Given the author’s credentials, the one area in which you’d expect Robopocalypse to shine would be its science and technology. But even these elements were so clearly written with an eye toward cinematic visuals they often appear implausible. Automated cars in New York, for instance, go on a killing spree. But this makes little or no sense – the computing power necessary to turn a car into a weapon which can target moving pedestrians simply wouldn’t be built in. Wilson also has a tendency to project emotions onto the robots, as if anthropomorphisation would make them a more implacable enemy. Being a roboticist, he should know better.

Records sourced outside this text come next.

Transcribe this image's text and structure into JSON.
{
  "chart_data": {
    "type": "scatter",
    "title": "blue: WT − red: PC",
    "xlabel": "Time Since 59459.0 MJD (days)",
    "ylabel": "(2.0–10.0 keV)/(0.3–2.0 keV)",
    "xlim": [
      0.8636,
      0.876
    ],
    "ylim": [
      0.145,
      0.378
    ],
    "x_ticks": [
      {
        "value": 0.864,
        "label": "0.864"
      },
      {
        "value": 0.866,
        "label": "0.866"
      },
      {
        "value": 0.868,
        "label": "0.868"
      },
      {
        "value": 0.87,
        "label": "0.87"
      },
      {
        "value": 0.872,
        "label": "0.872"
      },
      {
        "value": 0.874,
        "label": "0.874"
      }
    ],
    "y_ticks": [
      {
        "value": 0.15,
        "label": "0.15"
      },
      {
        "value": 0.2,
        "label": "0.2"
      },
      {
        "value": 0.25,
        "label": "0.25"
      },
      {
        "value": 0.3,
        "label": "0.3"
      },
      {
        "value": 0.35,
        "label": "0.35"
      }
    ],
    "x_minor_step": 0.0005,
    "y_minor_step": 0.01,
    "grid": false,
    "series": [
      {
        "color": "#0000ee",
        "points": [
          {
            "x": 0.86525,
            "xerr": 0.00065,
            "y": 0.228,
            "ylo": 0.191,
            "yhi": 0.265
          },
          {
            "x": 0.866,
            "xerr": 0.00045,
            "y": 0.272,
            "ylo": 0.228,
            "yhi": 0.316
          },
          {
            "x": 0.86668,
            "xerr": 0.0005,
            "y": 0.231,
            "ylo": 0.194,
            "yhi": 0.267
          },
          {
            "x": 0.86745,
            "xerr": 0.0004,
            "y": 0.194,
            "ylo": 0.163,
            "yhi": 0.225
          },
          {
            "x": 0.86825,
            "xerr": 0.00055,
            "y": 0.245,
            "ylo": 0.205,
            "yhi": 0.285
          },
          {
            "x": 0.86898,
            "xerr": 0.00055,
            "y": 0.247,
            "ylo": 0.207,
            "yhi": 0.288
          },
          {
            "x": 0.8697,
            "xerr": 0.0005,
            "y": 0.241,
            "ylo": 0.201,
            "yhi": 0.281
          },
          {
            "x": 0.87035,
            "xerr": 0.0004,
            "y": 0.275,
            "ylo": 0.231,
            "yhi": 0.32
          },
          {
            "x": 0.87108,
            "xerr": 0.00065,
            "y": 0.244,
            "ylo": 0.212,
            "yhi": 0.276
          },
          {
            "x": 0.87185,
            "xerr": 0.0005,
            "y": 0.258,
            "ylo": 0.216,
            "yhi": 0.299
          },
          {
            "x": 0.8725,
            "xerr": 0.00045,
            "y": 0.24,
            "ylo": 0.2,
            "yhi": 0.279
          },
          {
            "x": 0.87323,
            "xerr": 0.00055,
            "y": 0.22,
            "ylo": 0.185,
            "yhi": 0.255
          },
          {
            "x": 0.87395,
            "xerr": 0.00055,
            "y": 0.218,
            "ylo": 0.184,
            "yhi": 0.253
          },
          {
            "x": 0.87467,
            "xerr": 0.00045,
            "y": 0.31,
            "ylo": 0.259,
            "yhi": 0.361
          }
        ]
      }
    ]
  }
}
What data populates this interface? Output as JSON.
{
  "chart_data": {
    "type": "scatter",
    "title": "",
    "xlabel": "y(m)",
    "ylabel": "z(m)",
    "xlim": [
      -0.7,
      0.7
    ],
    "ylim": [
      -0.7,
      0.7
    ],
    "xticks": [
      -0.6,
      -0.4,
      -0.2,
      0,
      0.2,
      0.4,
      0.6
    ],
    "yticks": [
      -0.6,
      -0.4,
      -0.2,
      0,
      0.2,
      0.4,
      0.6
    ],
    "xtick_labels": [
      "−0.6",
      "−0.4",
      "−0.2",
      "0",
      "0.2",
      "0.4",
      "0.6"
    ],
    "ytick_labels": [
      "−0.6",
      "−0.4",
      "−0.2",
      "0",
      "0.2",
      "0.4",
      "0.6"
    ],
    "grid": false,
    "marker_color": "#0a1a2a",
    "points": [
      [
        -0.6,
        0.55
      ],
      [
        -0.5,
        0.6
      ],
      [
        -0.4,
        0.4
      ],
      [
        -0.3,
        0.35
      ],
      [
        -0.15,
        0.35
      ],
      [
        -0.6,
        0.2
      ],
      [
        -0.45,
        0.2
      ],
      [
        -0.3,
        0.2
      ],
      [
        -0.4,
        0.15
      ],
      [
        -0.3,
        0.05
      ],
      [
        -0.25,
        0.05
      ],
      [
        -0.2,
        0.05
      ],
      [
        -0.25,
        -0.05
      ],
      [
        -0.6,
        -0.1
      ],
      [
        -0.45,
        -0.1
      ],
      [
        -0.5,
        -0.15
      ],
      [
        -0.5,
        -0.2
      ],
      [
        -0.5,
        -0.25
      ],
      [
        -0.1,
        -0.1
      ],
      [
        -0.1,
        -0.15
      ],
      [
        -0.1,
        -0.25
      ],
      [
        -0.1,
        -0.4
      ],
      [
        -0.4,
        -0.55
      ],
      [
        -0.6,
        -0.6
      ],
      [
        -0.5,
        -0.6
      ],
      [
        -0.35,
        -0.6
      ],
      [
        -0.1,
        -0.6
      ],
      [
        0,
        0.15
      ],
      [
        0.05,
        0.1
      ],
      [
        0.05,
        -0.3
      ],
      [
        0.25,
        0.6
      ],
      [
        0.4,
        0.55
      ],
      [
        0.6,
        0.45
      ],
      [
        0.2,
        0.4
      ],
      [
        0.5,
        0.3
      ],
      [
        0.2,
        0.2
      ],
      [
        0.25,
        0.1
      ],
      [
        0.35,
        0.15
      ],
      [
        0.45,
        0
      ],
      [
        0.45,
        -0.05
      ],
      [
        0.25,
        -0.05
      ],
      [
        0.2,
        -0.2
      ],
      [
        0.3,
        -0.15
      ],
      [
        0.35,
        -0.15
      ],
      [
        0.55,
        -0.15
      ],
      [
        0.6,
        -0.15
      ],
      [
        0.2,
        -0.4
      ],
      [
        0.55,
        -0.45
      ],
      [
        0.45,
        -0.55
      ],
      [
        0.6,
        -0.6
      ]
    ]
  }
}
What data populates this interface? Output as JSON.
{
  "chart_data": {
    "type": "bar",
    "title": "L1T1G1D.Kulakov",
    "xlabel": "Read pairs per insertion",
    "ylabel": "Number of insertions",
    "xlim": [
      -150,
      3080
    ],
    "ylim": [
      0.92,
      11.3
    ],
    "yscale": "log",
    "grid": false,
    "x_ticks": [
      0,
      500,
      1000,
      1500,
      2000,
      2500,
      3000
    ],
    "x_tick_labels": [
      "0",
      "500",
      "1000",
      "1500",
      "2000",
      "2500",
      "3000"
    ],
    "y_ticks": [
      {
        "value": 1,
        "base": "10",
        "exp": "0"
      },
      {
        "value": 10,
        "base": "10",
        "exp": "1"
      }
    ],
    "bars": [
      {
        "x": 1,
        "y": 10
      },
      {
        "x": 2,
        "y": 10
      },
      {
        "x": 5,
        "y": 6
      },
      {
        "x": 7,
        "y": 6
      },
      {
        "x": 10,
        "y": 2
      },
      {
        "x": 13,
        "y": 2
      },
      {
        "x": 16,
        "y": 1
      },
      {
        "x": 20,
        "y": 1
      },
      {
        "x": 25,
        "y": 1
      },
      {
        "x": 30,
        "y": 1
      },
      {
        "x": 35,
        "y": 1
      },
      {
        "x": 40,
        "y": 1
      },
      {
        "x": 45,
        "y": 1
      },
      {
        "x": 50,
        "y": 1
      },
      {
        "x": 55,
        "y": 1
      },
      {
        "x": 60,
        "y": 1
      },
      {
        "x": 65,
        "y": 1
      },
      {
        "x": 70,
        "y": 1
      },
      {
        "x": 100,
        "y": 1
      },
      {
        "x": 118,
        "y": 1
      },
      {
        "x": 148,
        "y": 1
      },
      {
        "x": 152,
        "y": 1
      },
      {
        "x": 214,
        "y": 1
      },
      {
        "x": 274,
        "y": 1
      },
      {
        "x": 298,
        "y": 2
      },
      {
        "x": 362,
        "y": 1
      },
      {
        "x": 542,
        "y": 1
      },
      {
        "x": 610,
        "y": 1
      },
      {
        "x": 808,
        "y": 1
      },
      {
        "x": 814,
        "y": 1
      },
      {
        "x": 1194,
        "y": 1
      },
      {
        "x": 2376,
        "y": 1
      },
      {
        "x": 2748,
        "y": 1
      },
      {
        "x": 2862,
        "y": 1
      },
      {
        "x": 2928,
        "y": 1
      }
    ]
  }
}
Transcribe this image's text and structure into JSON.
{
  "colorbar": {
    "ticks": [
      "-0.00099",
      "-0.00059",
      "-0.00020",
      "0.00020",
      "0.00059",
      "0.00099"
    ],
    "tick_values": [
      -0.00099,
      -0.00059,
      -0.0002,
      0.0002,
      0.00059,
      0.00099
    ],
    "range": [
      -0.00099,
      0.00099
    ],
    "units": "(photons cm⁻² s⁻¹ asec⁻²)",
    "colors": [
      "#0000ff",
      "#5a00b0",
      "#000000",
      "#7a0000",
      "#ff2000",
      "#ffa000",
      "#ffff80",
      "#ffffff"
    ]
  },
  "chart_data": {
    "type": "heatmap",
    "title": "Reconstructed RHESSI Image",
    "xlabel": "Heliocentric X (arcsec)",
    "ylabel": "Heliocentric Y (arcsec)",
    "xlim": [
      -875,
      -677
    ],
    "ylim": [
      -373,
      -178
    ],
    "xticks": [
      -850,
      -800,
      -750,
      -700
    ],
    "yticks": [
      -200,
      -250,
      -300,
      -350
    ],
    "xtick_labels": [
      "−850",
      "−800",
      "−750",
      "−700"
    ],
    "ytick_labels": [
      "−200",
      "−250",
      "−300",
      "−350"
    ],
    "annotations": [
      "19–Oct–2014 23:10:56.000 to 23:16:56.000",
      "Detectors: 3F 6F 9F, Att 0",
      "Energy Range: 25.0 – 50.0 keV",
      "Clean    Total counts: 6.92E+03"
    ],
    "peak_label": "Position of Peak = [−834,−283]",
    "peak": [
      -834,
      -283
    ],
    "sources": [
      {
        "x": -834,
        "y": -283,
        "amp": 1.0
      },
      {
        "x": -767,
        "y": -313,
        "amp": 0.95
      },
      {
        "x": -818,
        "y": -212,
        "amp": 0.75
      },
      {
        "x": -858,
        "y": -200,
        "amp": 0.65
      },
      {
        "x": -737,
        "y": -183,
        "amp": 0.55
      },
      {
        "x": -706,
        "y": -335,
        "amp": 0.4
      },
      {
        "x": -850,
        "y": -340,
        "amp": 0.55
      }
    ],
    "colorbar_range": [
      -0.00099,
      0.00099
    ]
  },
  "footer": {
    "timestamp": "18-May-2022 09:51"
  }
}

Robopocalypse is a novel powered by two things, both external to the text. It reads as though it has been written to facilitate its transformation to another medium, the cinema. Hence the soundbites and pithy blurbs which open each chapter. Likewise the framing narrative, which implies a level of rigour the novel too often exceeds: the claimed sources for each chapter – CCTV footage, recorded interview, etc. – do not possess the level of detail or insight the writing displays. However, it is not all bad. Some parts of Robopocalypse are quite effective, and Wilson does a good job of describing the collapse of US society and the destruction of the nation’s infrastructure. Having said that, there’s little point, to be honest, in reading the book. Spielberg is all ready working on the film adaptation. You might as well wait for that: the visuals are likely to remain unchanged, but at least the story-arc will have been distilled down into something much more potent and satisfying.
This review originally appeared in Interzone #236, September-October 2011.
Note: the film mentioned in the review is due to be released in 2014, but as yet no cast members have been attached.